March 05, 2001 08:00am
Court Reviews Adult Businesses Law
by: Laurie Asseo
(WASHINGTON) -- The Supreme Court agreed Monday to take on a free-speech case and clarify what evidence of harmful effects cities must have to justify regulating the location of adult bookstores and video arcades.
The court said it will hear Los Angeles' argument that it provided enough evidence to warrant upholding an ordinance that banned adult bookstores and video arcades from operating at the same location.
Two adult businesses won a lower court ruling that barred enforcement of the law.

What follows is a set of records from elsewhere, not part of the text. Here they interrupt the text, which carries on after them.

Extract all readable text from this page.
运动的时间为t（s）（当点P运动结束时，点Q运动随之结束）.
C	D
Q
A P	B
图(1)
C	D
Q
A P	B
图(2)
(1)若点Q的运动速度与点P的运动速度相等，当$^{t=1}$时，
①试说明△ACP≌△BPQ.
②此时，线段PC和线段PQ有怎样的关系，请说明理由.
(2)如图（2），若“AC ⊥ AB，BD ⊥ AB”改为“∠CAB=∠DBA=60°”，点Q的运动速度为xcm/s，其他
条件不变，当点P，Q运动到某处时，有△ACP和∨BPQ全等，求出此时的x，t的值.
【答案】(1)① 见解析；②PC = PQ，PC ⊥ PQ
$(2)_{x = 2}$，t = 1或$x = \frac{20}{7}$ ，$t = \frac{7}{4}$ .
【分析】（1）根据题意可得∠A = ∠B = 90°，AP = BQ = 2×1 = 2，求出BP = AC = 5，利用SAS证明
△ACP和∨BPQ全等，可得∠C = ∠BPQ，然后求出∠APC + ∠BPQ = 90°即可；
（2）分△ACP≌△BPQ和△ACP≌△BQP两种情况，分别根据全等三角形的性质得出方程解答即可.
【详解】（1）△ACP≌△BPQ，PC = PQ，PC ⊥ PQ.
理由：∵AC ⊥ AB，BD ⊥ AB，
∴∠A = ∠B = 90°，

``There is no evidence that a combination adult bookstore/arcade produces any of the harmful secondary effects'' identified in a city study, the 9th U.S. Circuit Court of Appeals (news - web sites) said last August.
Los Angeles enacted an ordinance in 1978 requiring adult establishments to be at least 1,000 feet away from other such businesses and 500 feet away from any school, religious institution or public park.
The ordinance was based on a 1977 study that said concentrating adult businesses in a particular area led to increased crime, lower property values and other negative effects.
The law was amended in 1983 to prohibit operating more than one type of adult business in the same building, even if they were part of the same establishment. Adult bookstores and video arcades were to be considered separate businesses.
That ordinance was challenged in federal court by Alameda Books and Highland Books, which each operated adult bookstores and adult video arcades in the same location.
A federal judge ruled for the two businesses in 1998, and the 9th Circuit court agreed. Los Angeles has a ``substantial government interest'' in reducing crime in its neighborhoods, but it did not provide enough evidence that the restriction would serve that goal, the appeals court said.
``There is nothing in the case to indicate that the same type of behavior that occurs in viewing booths in combination bookstore/arcades would not occur in an establishment that only furnishes an arcade,'' the court said.
In the appeal granted Supreme Court review Monday, the city's lawyers said a 1984 Supreme Court ruling ``does not require a city council to independently investigate or corroborate each potential problem when it acts in furtherance of the public interest.''
The bookstores' lawyers said a zoning law like the Los Angeles ordinance ``would allow the absolute destruction of any adult bookstore business'' by defining each type of product as a separate business that could not occur in the same store.
The case is Los Angeles v. Alameda Books, 00-799.